Era Borges el que sostenía que “los espejos y la cópula son abominables porque multiplican el número de los hombres”. Vivimos en pequeños ecosistemas donde la gran mayoría es semejante a nosotros, sus opiniones se parecen a las nuestras, nos gusta la réplica buenrrollista y el halago: espejos y cópulas. Nos sentimos cómodos entre semejantes y, ante la adversidad de la opinión contraria, cogemos el rifle, nos revolvemos y atacamos, “me cago en tu puta madre”, bang, el disparo, o crack, que vuelve el garrote a la plaza pública.
Y una de las peores cosas es que nos acostumbramos. Empezamos a entender como normal el ladrido, el machetazo, el agravio, el escarnio, la mancha negra sobre la estepa nevada de Facebook, ese Torremolinos donde todos veraneamos, o Twitter, y su sabor a metal, Instagram, lleno de espejos deformantes. Así, un día y otro y el siguiente, y sin darnos cuenta, vivimos entre la basura con naturalidad, dando espacio al troll y a su ejército de aduladores.
Porque es la gente que no lee más allá, que no sale de su burbuja, ni de su zona de confort, aquellos que no desarrollan, ni quieren, qué va, el sentido crítico, digo que esa gente, esos aduladores son los que más alientan al que insulta y amenaza. Su falta de criterio es la que convierte en protagonista al Torrente de las redes que dentro de poco comenzará su siguiente sangría.

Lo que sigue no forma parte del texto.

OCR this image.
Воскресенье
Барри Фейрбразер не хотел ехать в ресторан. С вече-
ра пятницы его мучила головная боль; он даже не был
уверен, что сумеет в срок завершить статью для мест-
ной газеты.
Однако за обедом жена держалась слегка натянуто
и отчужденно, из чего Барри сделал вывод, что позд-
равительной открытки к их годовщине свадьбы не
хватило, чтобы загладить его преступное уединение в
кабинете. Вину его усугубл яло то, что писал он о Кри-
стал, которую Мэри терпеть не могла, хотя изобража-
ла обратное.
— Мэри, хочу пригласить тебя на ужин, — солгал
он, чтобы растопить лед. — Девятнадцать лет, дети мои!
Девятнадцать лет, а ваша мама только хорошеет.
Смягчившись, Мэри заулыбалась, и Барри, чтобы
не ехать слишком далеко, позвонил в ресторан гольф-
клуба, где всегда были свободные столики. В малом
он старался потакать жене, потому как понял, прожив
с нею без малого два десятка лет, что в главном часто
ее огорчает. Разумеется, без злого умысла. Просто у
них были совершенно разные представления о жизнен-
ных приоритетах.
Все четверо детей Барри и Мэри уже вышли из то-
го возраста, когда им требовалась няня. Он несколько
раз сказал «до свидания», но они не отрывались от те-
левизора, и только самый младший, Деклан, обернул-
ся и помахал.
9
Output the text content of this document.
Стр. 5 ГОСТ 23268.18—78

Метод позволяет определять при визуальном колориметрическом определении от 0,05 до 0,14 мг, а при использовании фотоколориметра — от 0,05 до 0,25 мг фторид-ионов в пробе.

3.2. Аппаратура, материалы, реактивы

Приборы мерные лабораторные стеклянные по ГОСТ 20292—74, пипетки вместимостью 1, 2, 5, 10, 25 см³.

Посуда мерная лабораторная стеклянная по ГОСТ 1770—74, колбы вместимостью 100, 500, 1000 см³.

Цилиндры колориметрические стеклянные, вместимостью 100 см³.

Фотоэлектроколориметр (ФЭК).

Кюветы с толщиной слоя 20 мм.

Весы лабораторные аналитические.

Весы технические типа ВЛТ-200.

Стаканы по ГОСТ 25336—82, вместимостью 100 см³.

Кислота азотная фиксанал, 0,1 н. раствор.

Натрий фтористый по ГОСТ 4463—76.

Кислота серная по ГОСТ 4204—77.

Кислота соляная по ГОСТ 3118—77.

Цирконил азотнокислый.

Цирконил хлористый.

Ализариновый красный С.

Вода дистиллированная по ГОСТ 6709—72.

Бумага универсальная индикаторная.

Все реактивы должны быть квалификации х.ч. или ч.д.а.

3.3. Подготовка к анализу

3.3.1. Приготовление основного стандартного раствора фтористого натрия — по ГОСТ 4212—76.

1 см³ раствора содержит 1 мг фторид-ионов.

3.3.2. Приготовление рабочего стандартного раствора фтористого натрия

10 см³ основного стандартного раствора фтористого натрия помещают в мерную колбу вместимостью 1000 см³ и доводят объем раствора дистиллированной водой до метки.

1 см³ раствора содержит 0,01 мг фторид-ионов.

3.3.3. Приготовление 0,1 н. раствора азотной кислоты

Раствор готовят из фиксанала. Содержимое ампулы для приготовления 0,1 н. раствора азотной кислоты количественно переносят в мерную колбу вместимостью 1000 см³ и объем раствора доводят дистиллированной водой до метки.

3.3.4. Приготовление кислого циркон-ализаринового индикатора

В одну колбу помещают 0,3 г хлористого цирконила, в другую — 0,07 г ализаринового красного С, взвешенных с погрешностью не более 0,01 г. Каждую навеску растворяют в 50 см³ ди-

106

De esta manera, dibujamos un esquema: a un lado la vanidad del que tiene una opinión y tiene que opinar, el narcisismo de aquel que cree que debe ser leído, cuando no todas las opiniones tienen porque valer ni todas las lecturas deben ser leídas (quizás estas líneas tampoco merezcan la pena, advierto); y al otro lado, personas, gente normal, como tú y como yo, que sienten los golpes de las palabras, palabras como piedras, la aspereza del otro, ese talibanismo internaútico del que poco se habla, las piedras, el otro, la plaza, el garrote…
Las consecuencias de toda esa cascada de mensajes, la piñata y el palo, golpeando con saña, “lapidamos porque molamos”, siendo parte del nuevo gang bang, en ocasiones sin saberlo, las consecuencias, insisto, son brutales para el atacado pero también para toda la sociedad que lo tolera, lo asume, lo soporta… Ya vemos como normal el ciberbullying en los muros de Facebook, Twitter o Instagram, ese que denunciamos en las escuelas y en los instis, y no pasa nada, lo vemos normal, acostumbrados. Leemos todos los días comentarios que son acoso público o injuria, piedras contra muros, y…, nada. Seamos claros: ¿hasta qué punto somos parte responsable por acción u omisión de la extorsión y la cacería?
Y así pasan los días, lentos y poderosos, entre gente con miedo y gente que lapida, palabras-piedras, odio, (com)post compartidos, ciberanzuelos, knock out y promociones, ataques de sinceridad hiriente entre selfies, vacío, espejos, vanidad y fotos de perfil, siendo parte del próximo acoso y de la siguiente sentencia pública, crack.